La notizia è di poche ore, Ischia avrà il suo primo Metodo Classico affinato in fondo al mare. A comunicarlo attraverso la pagina Instagram è la cantina Tommasone, storica realtà vitivinicola dell’isola nel cuore di Lacco Ameno fondata nel 1870.
Il progetto è ancora in itinere e richiede tempo per l’immissione del prodotto sul mercato, ma l’entusiasmo porta ovviamente a dare spazio a piccole anticipazioni, anche in vista di una stagione enoturistica pronta alla ripartenza rispetto alla quale i winelover sono alla ricerca di novità nel panorama enologico italiano e questa lo è assolutamente.
Lo spumante ottenuto con due uve tipiche dell’isola, biancolella e forastera, provenienti dal vigneto di Tenuta Chiena situato nel cuore di Forio, riposeranno sui fondali del mare di Aenaria, dove l’assenza di luce, che mette al riparo dalle fasi lunari, il microclima con una temperatura costante, il flusso delle correnti marine che cullano il vino e le sue molecole con un remuage costante e naturale daranno un contributo unico all’affinamento.

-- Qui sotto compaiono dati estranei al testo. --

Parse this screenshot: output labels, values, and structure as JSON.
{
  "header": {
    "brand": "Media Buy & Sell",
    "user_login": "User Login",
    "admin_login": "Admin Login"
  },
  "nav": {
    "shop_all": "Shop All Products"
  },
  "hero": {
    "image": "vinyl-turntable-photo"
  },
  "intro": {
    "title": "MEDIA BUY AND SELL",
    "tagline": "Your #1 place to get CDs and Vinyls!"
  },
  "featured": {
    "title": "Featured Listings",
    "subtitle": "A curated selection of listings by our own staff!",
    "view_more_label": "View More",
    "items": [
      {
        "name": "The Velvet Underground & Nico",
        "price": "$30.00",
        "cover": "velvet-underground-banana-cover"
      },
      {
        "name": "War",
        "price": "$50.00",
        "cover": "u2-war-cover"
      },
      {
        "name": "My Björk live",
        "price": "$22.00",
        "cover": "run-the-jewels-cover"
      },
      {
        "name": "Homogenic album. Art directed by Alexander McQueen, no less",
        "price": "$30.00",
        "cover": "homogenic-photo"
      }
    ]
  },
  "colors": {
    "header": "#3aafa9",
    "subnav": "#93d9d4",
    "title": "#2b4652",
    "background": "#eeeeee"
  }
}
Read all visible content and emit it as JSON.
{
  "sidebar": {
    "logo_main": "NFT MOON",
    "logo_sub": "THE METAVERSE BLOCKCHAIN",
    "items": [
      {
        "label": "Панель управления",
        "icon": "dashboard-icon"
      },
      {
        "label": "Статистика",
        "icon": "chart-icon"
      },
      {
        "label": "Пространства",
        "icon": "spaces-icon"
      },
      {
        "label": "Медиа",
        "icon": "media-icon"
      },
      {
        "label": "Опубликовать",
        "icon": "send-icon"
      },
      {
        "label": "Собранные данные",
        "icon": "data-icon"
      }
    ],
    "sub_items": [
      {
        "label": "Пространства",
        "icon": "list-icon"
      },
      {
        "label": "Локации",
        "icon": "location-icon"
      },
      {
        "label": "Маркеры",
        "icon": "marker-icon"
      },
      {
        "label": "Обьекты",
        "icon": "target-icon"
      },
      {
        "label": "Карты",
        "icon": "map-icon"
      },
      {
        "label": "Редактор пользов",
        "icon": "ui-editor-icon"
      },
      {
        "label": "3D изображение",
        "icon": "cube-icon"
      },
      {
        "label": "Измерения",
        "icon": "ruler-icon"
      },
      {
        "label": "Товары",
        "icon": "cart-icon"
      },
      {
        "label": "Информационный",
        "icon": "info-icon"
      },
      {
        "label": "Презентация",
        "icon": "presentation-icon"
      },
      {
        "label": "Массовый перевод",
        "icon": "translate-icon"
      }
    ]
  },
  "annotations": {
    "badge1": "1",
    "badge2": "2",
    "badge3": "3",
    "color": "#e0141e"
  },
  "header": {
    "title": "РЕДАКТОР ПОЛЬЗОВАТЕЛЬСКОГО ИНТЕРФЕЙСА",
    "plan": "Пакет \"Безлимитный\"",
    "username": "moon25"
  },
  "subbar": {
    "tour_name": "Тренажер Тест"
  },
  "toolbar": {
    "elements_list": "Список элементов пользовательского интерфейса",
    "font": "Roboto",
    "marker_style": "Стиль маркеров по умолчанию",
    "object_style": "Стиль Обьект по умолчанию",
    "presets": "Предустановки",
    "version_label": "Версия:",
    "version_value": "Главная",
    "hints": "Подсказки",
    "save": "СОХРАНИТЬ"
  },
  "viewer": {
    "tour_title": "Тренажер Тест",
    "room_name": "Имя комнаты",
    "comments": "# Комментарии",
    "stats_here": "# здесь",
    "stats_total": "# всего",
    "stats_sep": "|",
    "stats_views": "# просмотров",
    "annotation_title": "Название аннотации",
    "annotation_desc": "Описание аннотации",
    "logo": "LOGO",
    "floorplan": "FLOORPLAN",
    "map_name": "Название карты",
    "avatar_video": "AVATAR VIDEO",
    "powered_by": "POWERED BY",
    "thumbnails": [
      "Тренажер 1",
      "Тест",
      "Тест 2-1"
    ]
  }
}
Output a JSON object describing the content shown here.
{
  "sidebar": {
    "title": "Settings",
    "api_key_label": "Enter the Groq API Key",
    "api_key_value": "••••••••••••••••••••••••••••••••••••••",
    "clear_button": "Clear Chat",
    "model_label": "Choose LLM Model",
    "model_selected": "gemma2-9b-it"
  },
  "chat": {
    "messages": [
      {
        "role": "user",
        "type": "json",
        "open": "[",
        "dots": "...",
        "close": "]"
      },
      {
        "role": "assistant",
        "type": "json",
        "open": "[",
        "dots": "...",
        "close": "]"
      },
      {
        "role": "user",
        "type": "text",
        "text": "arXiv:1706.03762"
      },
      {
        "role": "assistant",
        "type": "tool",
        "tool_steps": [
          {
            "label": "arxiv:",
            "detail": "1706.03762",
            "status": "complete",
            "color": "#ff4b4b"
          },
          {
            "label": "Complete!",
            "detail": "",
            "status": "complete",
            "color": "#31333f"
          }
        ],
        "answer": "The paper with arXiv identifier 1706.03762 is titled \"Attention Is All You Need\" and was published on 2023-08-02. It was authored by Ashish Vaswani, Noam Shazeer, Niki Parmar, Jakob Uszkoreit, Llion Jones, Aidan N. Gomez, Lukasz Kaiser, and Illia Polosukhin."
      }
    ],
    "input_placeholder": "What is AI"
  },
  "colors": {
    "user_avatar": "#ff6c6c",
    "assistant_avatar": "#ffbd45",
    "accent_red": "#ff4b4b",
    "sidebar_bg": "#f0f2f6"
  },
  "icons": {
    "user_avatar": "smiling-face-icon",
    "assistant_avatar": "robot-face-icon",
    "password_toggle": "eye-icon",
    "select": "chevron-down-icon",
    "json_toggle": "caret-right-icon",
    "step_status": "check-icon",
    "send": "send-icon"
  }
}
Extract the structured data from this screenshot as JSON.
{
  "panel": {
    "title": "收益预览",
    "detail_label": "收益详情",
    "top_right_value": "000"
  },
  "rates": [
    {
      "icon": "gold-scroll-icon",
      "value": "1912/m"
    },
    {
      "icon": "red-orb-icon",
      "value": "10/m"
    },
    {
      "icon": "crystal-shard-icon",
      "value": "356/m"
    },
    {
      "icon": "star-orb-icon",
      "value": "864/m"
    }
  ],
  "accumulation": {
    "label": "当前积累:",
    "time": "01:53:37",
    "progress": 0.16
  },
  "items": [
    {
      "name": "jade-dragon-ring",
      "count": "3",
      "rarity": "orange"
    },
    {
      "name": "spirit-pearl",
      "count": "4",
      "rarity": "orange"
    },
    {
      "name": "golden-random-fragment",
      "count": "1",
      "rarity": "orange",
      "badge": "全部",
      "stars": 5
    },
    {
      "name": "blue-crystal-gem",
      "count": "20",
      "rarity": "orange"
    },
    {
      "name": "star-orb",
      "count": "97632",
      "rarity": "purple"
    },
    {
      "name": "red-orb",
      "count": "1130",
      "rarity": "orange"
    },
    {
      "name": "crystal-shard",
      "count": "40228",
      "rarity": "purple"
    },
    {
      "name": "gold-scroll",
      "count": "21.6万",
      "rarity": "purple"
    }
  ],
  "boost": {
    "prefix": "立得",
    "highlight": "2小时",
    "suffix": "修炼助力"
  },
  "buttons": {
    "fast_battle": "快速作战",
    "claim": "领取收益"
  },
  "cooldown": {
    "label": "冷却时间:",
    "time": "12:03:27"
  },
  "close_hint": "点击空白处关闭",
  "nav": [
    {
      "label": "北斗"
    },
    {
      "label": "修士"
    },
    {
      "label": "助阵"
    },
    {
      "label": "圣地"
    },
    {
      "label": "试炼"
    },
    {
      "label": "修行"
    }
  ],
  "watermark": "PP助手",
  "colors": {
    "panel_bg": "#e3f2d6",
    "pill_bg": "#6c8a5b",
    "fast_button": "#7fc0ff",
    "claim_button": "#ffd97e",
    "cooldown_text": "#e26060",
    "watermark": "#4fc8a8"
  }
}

La realtà degli underwater wines che si è fatta strada negli ultimi 17 anni, nata in Spagna nel 2003 grazie all’intuizione di Raul Perez, enologo di fama internazionale che per primo ha sperimentato l’invecchiamento in mare di botti di Albarino, sta conquistando paesi come Francia, Italia, Croazia, Sudafrica, Cile e Australia.
Una nuova pratica enologica nata a seguito del ritrovamento nel luglio del 2010 al largo delle isole Aaland, fra Svezia e Finlandia, di un relitto affondato nel XIX secolo con 168 bottiglie di champagne di tre storiche case produttrici (Veuve Clicquot Ponsardin, Heidsieck e Juglar) risultate alla degustazione in perfetto stato di conservazione dopo oltre 150 anni.
Oggi sono trentuno le aziende nel mondo che producono underwater wines. Nelle acque marine lavorano le loro uve o conservano le loro preziose bottiglie, soprattutto spumanti, con risultati che destano stupore.
C’è chi sostiene che i primi 3 mesi sott’acqua sarebbero equivalenti a sei, sette anni di evoluzione in cantina. Ma per dare consistenza scientifica alle tecniche messe in campo i prodotti sono oggetto di ricerca da parte delle università che studiano gli effetti di queste innovative modalità di conservazione.
Ma qual è la particolarità di questo metodo? Nelle profondità marine, la pressione è di circa 7 bar, più o meno come quella all’interno della bottiglia, condizione che limita lo scambio gassoso tra interno ed esterno tipico della tradizionale conservazione in cantina. Questo approccio cambia la struttura del vino originario: l’isopressione permette al vino di esprimersi più intensamente sugli aromi terziari e il perlage raggiunge una finezza maggiore che con il metodo tradizionale.
A contribuire al risultato ci pensano dunque le coordinate degli abissi con le relative caratteristiche ambientali. Le bottiglie conservate in griglie che ne garantiscono il giusto posizionamento, una volta restituite alla terra hanno poi delle connotazioni estetiche uniche, opere d’arte esclusive disegnate dal mare e dalle sue profondità.
Non ci resta allora che aspettare altri dettagli di questo affascinante progetto che regala al panorama enologico campano il primo spumante affinato sui fondali marini del Golfo di Napoli.